Cahier critique 08/06/2021

“Le héron et la cigogne” de Iouri Norstein

Le héron désire se marier avec la cigogne. La cigogne aussi. Chacun à son tour ils refusent les avances de l’autre. Et dans un décor de ruines mangées de végétation, leur marivaudage se poursuit, apparemment sans issue possible.

Remerciements spéciaux à Jean-Baptiste Viaud, Délégué général de La Cinémathèque des Réalisateurs (LaCinetek).

Très marqué par les écrits théoriques de Sergueï Eisenstein, Youri Norstein est sans doute l'un des réalisateurs soviétiques de films d’animation les plus reconnus. Travaillant aux studios Soyouzmoultfilm de Moscou, sa carrière atteint son apogée dans les années 1970, durant lesquelles il réalise quatre films d’exception, en collaboration avec sa femme Franceska Iarboussova : La renarde et le lièvre (1973), Le héron et la cigogne (1974), Le hérisson dans le brouillard (1975), et Le conte des contes (1979). Accompagné de scénaristes chevronnés (Vladimir Dahl, Sergueï Kozlov, Ludmila Petrouchevskaïa), Norstein adapte des contes populaires en utilisant la technique de papiers découpés. Rapidement, ses films entrent au panthéon du cinéma d’animation mondial. 

Auréolé du Grand prix au Festival d’Odense ainsi que du Prix spécial du jury au Festival d’Annecy en 1975, Le héron et la cigogne interpelle par sa maîtrise plastique autant que par son audace scénaristique. Il expose une situation apparemment simple : un héron fait la cour à une cigogne. Or, l’intrigue évite la question de la séduction elle-même pour se concentrer sur la question de la demande en mariage : la cigogne acceptera-t-elle la proposition du héron ? Le héron est-il sincère dans sa demande ? À ces deux questions le film ne répondra jamais, laissant ainsi se perpétuer un étonnant dialogue de sourds, une spirale sans tenant, ni aboutissant. S’instaure un jeu du chat et de la souris, fondé sur un va-et-vient incessant, un cycle ininterrompu, sans fin. 
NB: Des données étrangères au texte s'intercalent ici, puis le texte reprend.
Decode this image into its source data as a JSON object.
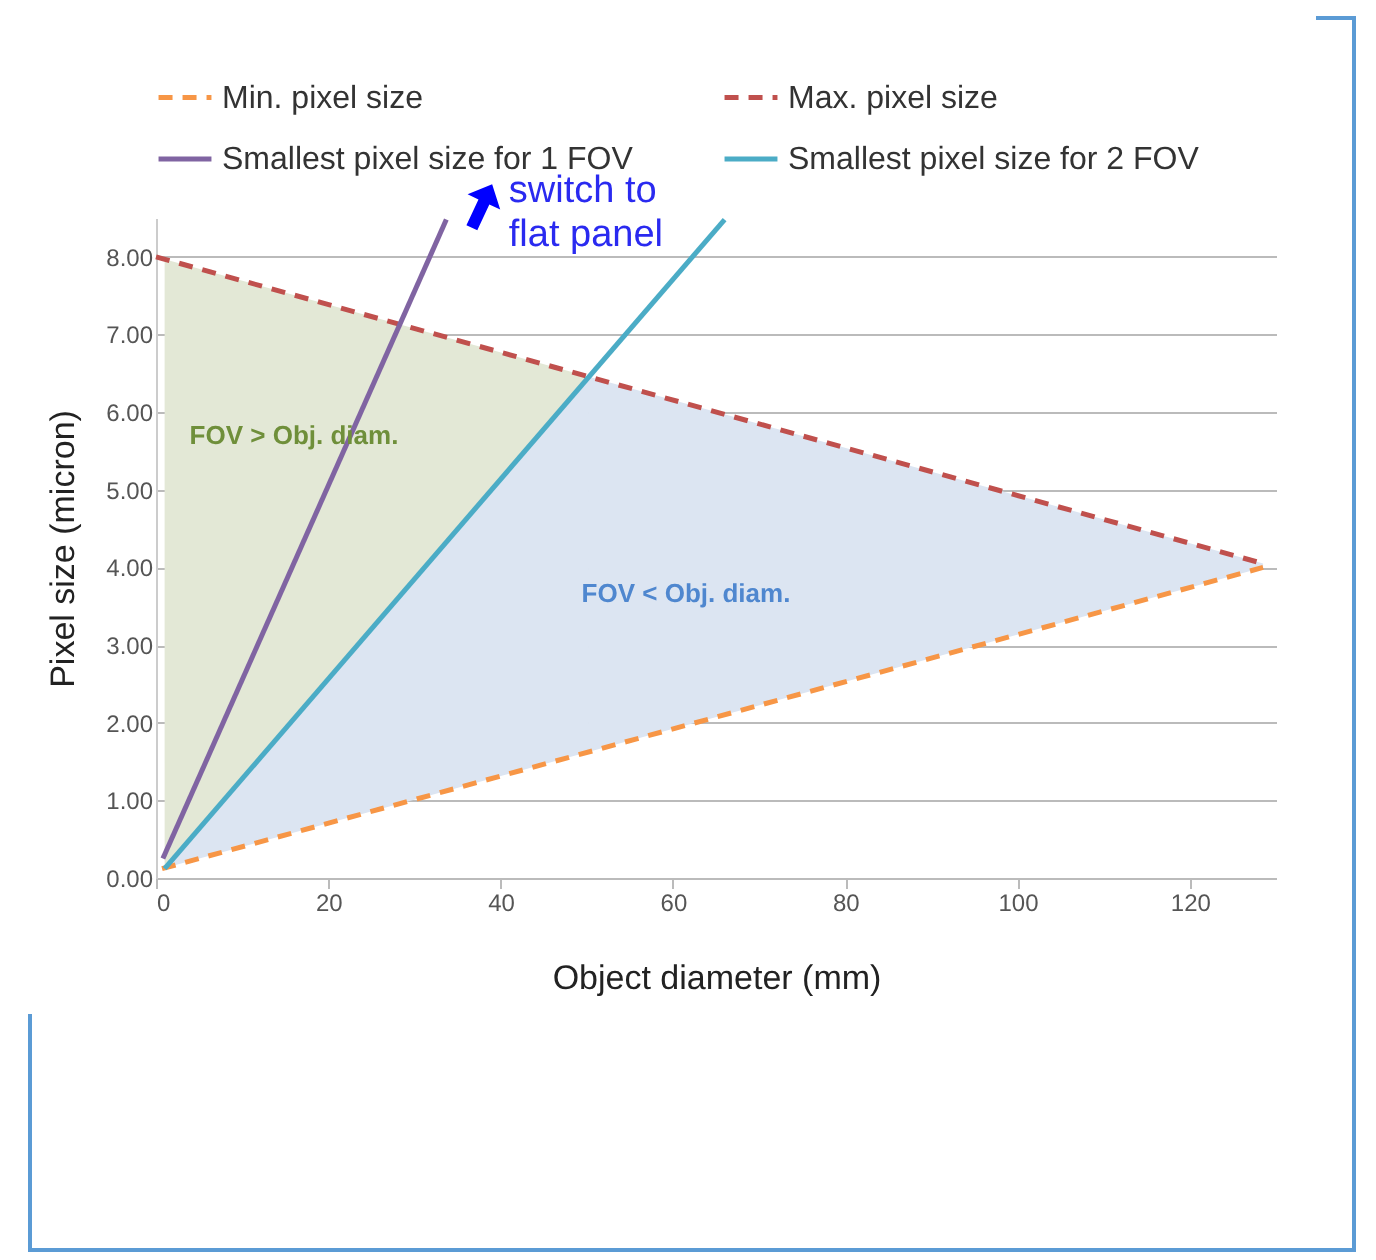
{
  "chart_data": {
    "type": "line",
    "xlabel": "Object diameter (mm)",
    "ylabel": "Pixel size (micron)",
    "xlim": [
      0,
      130
    ],
    "xticks": [
      0,
      20,
      40,
      60,
      80,
      100,
      120
    ],
    "ylim": [
      0,
      8.5
    ],
    "yticks": [
      {
        "value": 0,
        "label": "0.00"
      },
      {
        "value": 1,
        "label": "1.00"
      },
      {
        "value": 2,
        "label": "2.00"
      },
      {
        "value": 3,
        "label": "3.00"
      },
      {
        "value": 4,
        "label": "4.00"
      },
      {
        "value": 5,
        "label": "5.00"
      },
      {
        "value": 6,
        "label": "6.00"
      },
      {
        "value": 7,
        "label": "7.00"
      },
      {
        "value": 8,
        "label": "8.00"
      }
    ],
    "grid": "y",
    "legend": "top",
    "series": [
      {
        "name": "Min. pixel size",
        "color": "#f79646",
        "line_style": "dashed",
        "x": [
          0.7,
          128.5
        ],
        "values": [
          0.12,
          4.0
        ]
      },
      {
        "name": "Max. pixel size",
        "color": "#c0504d",
        "line_style": "dashed",
        "x": [
          0,
          128.5
        ],
        "values": [
          8.0,
          4.05
        ]
      },
      {
        "name": "Smallest pixel size for 1 FOV",
        "color": "#8064a2",
        "line_style": "solid",
        "x": [
          0.8,
          33.7
        ],
        "values": [
          0.25,
          8.48
        ]
      },
      {
        "name": "Smallest pixel size for 2 FOV",
        "color": "#4bacc6",
        "line_style": "solid",
        "x": [
          1,
          66
        ],
        "values": [
          0.12,
          8.48
        ]
      }
    ],
    "annotations": [
      "FOV > Obj. diam.",
      "FOV < Obj. diam.",
      "switch to\nflat panel"
    ]
  }
}
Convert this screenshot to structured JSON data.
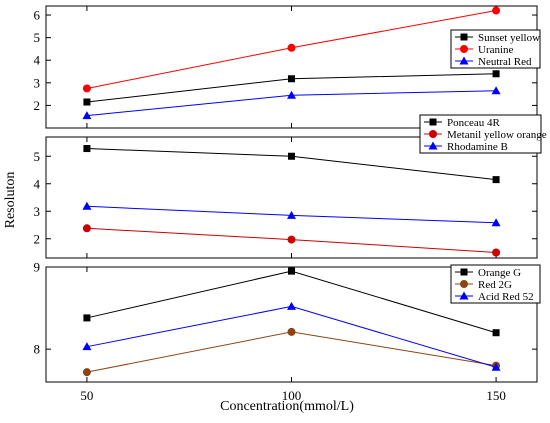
{
  "chart_data": {
    "type": "line",
    "xlabel": "Concentration(mmol/L)",
    "ylabel": "Resoluton",
    "x_ticks": [
      "50",
      "100",
      "150"
    ],
    "xlim": [
      40,
      160
    ],
    "panels": [
      {
        "ylim": [
          1.0,
          6.4
        ],
        "y_ticks": [
          "2",
          "3",
          "4",
          "5",
          "6"
        ],
        "x": [
          50,
          100,
          150
        ],
        "series": [
          {
            "name": "Sunset yellow",
            "values": [
              2.15,
              3.18,
              3.4
            ],
            "color": "#000000",
            "marker": "square"
          },
          {
            "name": "Uranine",
            "values": [
              2.75,
              4.55,
              6.2
            ],
            "color": "#ff0000",
            "marker": "circle"
          },
          {
            "name": "Neutral Red",
            "values": [
              1.55,
              2.45,
              2.65
            ],
            "color": "#0000ff",
            "marker": "triangle"
          }
        ]
      },
      {
        "ylim": [
          1.3,
          5.7
        ],
        "y_ticks": [
          "2",
          "3",
          "4",
          "5"
        ],
        "x": [
          50,
          100,
          150
        ],
        "series": [
          {
            "name": "Ponceau 4R",
            "values": [
              5.28,
              5.0,
              4.15
            ],
            "color": "#000000",
            "marker": "square"
          },
          {
            "name": "Metanil yellow orange",
            "values": [
              2.38,
              1.97,
              1.5
            ],
            "color": "#cc0000",
            "marker": "circle"
          },
          {
            "name": "Rhodamine B",
            "values": [
              3.18,
              2.85,
              2.58
            ],
            "color": "#0000ff",
            "marker": "triangle"
          }
        ]
      },
      {
        "ylim": [
          7.6,
          9.0
        ],
        "y_ticks": [
          "8",
          "9"
        ],
        "x": [
          50,
          100,
          150
        ],
        "series": [
          {
            "name": "Orange G",
            "values": [
              8.38,
              8.95,
              8.2
            ],
            "color": "#000000",
            "marker": "square"
          },
          {
            "name": "Red 2G",
            "values": [
              7.72,
              8.21,
              7.8
            ],
            "color": "#8b4513",
            "marker": "circle"
          },
          {
            "name": "Acid Red 52",
            "values": [
              8.03,
              8.52,
              7.78
            ],
            "color": "#0000ff",
            "marker": "triangle"
          }
        ]
      }
    ],
    "grid": false,
    "legend_placement": "right"
  }
}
Norstein décide de situer le film dans le jardin néoclassique d’une maison aristocratique (qui fait penser au décor de Partition inachevée pour piano mécanique, réalisé par Nikita Mikhalkov en 1979). Mais ce jardin-là est décrépit, quasiment en ruines. L’univers plastique du film se fonde sur trois tableaux principaux : le héron habite un escalier qui ne mène nulle part, la cigogne un kiosque aux colonnes vétustes. Entre les deux, il y a une prairie verdoyante qui devrait symboliser un possible lien. Pourtant, elle représente davantage un fossé. Et c’est la grisaille qui semble avaler lentement le film, jusqu’à la séquence finale se déroulant sous la pluie. À l’image ne subsistent que quelques traits visibles, comme si le dessin restituait en filigrane l’insoutenable légèreté de l’être, dissimulant l’insupportable lourdeur de la suffisance. 

À la douceur d’une séquence de danse, moins libératrice que castratrice, se substitue au cours du film la rugosité d’un malaise grandissant, produit par les multiples hésitations, aveux et rétractations. Le vase clos semble révéler un blocage dans la hiérarchie entre les hommes et les femmes, la cigogne étant constamment à la merci de l’égoïsme et la vanité du héron. Le film rend compte de deux solitudes qui se côtoient sans jamais ni se connaître, ni s’entendre. Encore moins s’engager. Serait-ce une façon indirecte et subtile de pointer les conséquences du schéma de la “famille soviétique” imposé par le Parti communiste ? Toujours est-il que Le héron et la cigogne façonne un imaginaire unique, nourri d’une grande beauté, entre mélancolie passéiste et peur de la modernité.

Mathieu Lericq 

Russie, 1974, 10 minutes.
Réalisation et animation : Iouri Norstein. Scénario : Iouri Norstein et Roman Katchanov. Montage : Nadejda Trechtcheva. Son : Boris Filtchikov. Interprétation : Innokenti Smoktounovski. Production : Soyuzmultfilm Studio.